Diaspora News of Friday, 14 March 2003

Source: Mainichi daily News

Businessman bilked in "special liquid" bank note scam

Mainichi Shimbun,Japan -- Two foreigners who conned an executive into paying for a "special liquid" designed to clean what they called black-coated U.S. bank notes worth millions of dollars were arrested Friday, police said.

The bills the accused, Jonathan Edwin Thorpe from Liberia and Michael Okudzeto from Ghana, described as U.S. currency were just black-coated paper, said Shibuya Police Station officers.

Thorpe and Okudzeto told a company executive from Tokyo's Setagaya-ku in February that they were in possession of "black bills" worth some 5 million dollars or 590 million yen when they first met the victim at a coffee shop in Tokyo's Roppongi district.

They then invited the 50-year-old businessman to a hotel in Tokyo's Shibuya area and tried to entice him into a joint business plan involving huge money.

After meeting at the hotel on Feb. 20, Thorpe, 33, who claimed to be an interior designer, and Okudzeto, a 32-year-old trader, cleaned a note with what they called special liquid, and then asked the victim to pay for the liquid to clean the rest of the notes.

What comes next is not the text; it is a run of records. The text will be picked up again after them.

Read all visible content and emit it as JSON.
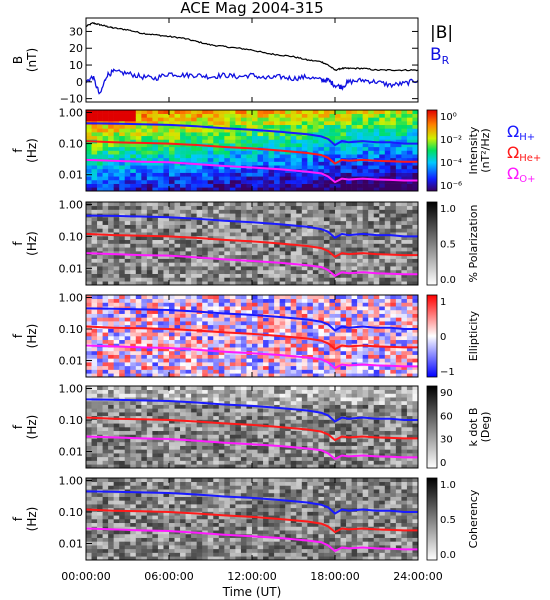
{
  "title": "ACE Mag 2004-315",
  "colors": {
    "total_field": "#000000",
    "radial_field": "#1010e0",
    "h_gyro": "#1a1aff",
    "he_gyro": "#ff1a1a",
    "o_gyro": "#ff1aff"
  },
  "x_axis": {
    "label": "Time (UT)",
    "ticks": [
      "00:00:00",
      "06:00:00",
      "12:00:00",
      "18:00:00",
      "24:00:00"
    ],
    "range_hours": [
      0,
      24
    ]
  },
  "legend_field": {
    "total": "|B|",
    "radial": "B",
    "radial_sub": "R"
  },
  "legend_gyro": [
    {
      "sym": "Ω",
      "sub": "H+"
    },
    {
      "sym": "Ω",
      "sub": "He+"
    },
    {
      "sym": "Ω",
      "sub": "O+"
    }
  ],
  "chart_data": [
    {
      "type": "line",
      "panel": "field",
      "ylabel_top": "B",
      "ylabel_bottom": "(nT)",
      "ylim": [
        -12,
        38
      ],
      "yticks": [
        -10,
        0,
        10,
        20,
        30
      ],
      "ytick_labels": [
        "−10",
        "0",
        "10",
        "20",
        "30"
      ],
      "x": [
        0,
        0.5,
        1,
        1.5,
        2,
        3,
        4,
        5,
        6,
        7,
        8,
        9,
        10,
        11,
        12,
        13,
        14,
        15,
        16,
        17,
        17.5,
        18,
        18.5,
        19,
        20,
        21,
        22,
        23,
        24
      ],
      "series": [
        {
          "name": "|B|",
          "values": [
            33,
            35,
            34,
            33,
            32,
            31,
            29,
            28,
            27,
            26,
            24,
            22,
            21,
            20,
            19,
            17,
            16,
            15,
            13,
            12,
            10,
            7,
            8,
            8,
            8,
            7,
            7,
            7,
            7
          ]
        },
        {
          "name": "B R",
          "values": [
            0,
            3,
            -8,
            4,
            6,
            5,
            3,
            2,
            5,
            4,
            4,
            3,
            4,
            3,
            4,
            2,
            3,
            2,
            3,
            1,
            1,
            -2,
            -3,
            0,
            1,
            0,
            -2,
            -1,
            1
          ]
        }
      ]
    },
    {
      "type": "heatmap",
      "panel": "intensity",
      "ylabel_top": "f",
      "ylabel_bottom": "(Hz)",
      "yscale": "log",
      "ylim": [
        0.003,
        1.2
      ],
      "ytick_labels": [
        "1.00",
        "0.10",
        "0.01"
      ],
      "colorbar": {
        "label": "Intensity",
        "unit": "(nT²/Hz)",
        "ticks": [
          "10⁰",
          "10⁻²",
          "10⁻⁴",
          "10⁻⁶"
        ],
        "range": [
          -6,
          1
        ],
        "scale": "rainbow"
      }
    },
    {
      "type": "heatmap",
      "panel": "polarization",
      "ylabel_top": "f",
      "ylabel_bottom": "(Hz)",
      "yscale": "log",
      "ylim": [
        0.003,
        1.2
      ],
      "ytick_labels": [
        "1.00",
        "0.10",
        "0.01"
      ],
      "colorbar": {
        "label": "% Polarization",
        "unit": "",
        "ticks": [
          "1.0",
          "0.5",
          "0.0"
        ],
        "range": [
          0,
          1
        ],
        "scale": "gray"
      }
    },
    {
      "type": "heatmap",
      "panel": "ellipticity",
      "ylabel_top": "f",
      "ylabel_bottom": "(Hz)",
      "yscale": "log",
      "ylim": [
        0.003,
        1.2
      ],
      "ytick_labels": [
        "1.00",
        "0.10",
        "0.01"
      ],
      "colorbar": {
        "label": "Ellipticity",
        "unit": "",
        "ticks": [
          "1",
          "0",
          "−1"
        ],
        "range": [
          -1,
          1
        ],
        "scale": "bwr"
      }
    },
    {
      "type": "heatmap",
      "panel": "kdotb",
      "ylabel_top": "f",
      "ylabel_bottom": "(Hz)",
      "yscale": "log",
      "ylim": [
        0.003,
        1.2
      ],
      "ytick_labels": [
        "1.00",
        "0.10",
        "0.01"
      ],
      "colorbar": {
        "label": "k dot B",
        "unit": "(Deg)",
        "ticks": [
          "90",
          "60",
          "30",
          "0"
        ],
        "range": [
          0,
          90
        ],
        "scale": "gray"
      }
    },
    {
      "type": "heatmap",
      "panel": "coherency",
      "ylabel_top": "f",
      "ylabel_bottom": "(Hz)",
      "yscale": "log",
      "ylim": [
        0.003,
        1.2
      ],
      "ytick_labels": [
        "1.00",
        "0.10",
        "0.01"
      ],
      "colorbar": {
        "label": "Coherency",
        "unit": "",
        "ticks": [
          "1.0",
          "0.5",
          "0.0"
        ],
        "range": [
          0,
          1
        ],
        "scale": "gray"
      }
    }
  ],
  "gyro_lines": {
    "x": [
      0,
      2,
      4,
      6,
      8,
      10,
      12,
      14,
      16,
      17,
      17.5,
      18,
      18.5,
      19,
      20,
      21,
      22,
      23,
      24
    ],
    "h_plus": [
      0.45,
      0.44,
      0.42,
      0.4,
      0.36,
      0.31,
      0.28,
      0.24,
      0.2,
      0.17,
      0.14,
      0.09,
      0.12,
      0.11,
      0.12,
      0.11,
      0.11,
      0.1,
      0.1
    ],
    "he_plus": [
      0.12,
      0.11,
      0.105,
      0.1,
      0.09,
      0.078,
      0.07,
      0.06,
      0.05,
      0.043,
      0.035,
      0.023,
      0.03,
      0.028,
      0.03,
      0.028,
      0.027,
      0.026,
      0.026
    ],
    "o_plus": [
      0.03,
      0.028,
      0.026,
      0.025,
      0.022,
      0.019,
      0.017,
      0.015,
      0.0125,
      0.011,
      0.0088,
      0.0058,
      0.0075,
      0.007,
      0.0075,
      0.007,
      0.0068,
      0.0065,
      0.0065
    ]
  }
}
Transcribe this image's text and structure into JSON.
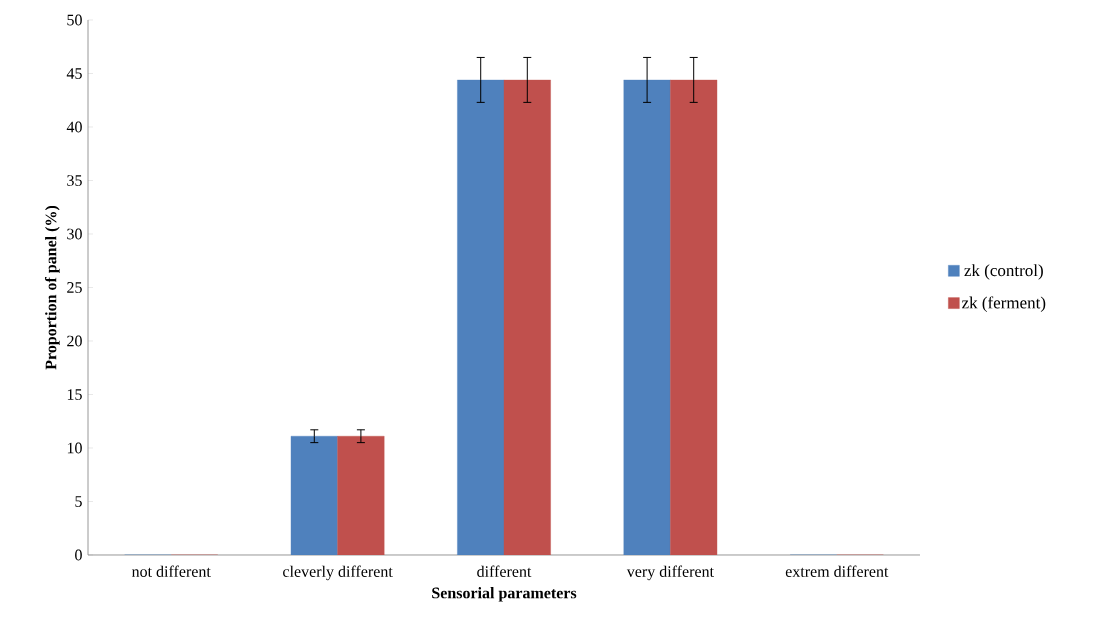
{
  "chart_data": {
    "type": "bar",
    "xlabel": "Sensorial parameters",
    "ylabel": "Proportion of  panel (%)",
    "categories": [
      "not  different",
      "cleverly different",
      "different",
      "very  different",
      "extrem different"
    ],
    "series": [
      {
        "name": "zk (control)",
        "color": "#4f81bd",
        "values": [
          0,
          11.1,
          44.4,
          44.4,
          0
        ],
        "errors": [
          null,
          0.6,
          2.1,
          2.1,
          null
        ]
      },
      {
        "name": "zk (ferment)",
        "color": "#c0504d",
        "values": [
          0,
          11.1,
          44.4,
          44.4,
          0
        ],
        "errors": [
          null,
          0.6,
          2.1,
          2.1,
          null
        ]
      }
    ],
    "ylim": [
      0,
      50
    ],
    "yticks": [
      0,
      5,
      10,
      15,
      20,
      25,
      30,
      35,
      40,
      45,
      50
    ],
    "grid": false,
    "legend": "right"
  }
}
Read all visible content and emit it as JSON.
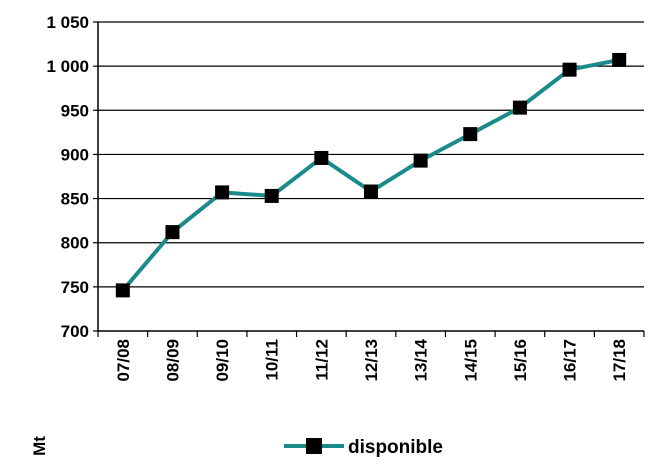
{
  "chart_data": {
    "type": "line",
    "title": "",
    "xlabel": "",
    "ylabel": "Mt",
    "categories": [
      "07/08",
      "08/09",
      "09/10",
      "10/11",
      "11/12",
      "12/13",
      "13/14",
      "14/15",
      "15/16",
      "16/17",
      "17/18"
    ],
    "series": [
      {
        "name": "disponible",
        "color": "#1a8a8a",
        "marker_color": "#000000",
        "values": [
          746,
          812,
          857,
          853,
          896,
          858,
          893,
          923,
          953,
          996,
          1007
        ]
      }
    ],
    "ylim": [
      700,
      1050
    ],
    "yticks": [
      700,
      750,
      800,
      850,
      900,
      950,
      1000,
      1050
    ],
    "ytick_labels": [
      "700",
      "750",
      "800",
      "850",
      "900",
      "950",
      "1 000",
      "1 050"
    ],
    "grid": "horizontal",
    "legend_position": "bottom"
  }
}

Then they swindled the man out of some 1.5 million yen, the officers said. During their meeting, two other people accompanied the conmen in an apparent attempt to convince the victim that the black bills were genuine.

A man who claimed to be a son of a former Liberian president and a woman who said she was the son's wife, told the executive that the notes were part of a financial aid package the U.S. extended to Liberia.

The man added that he had taken possession of the money from his father. The officers are on the hunt for the man and the woman.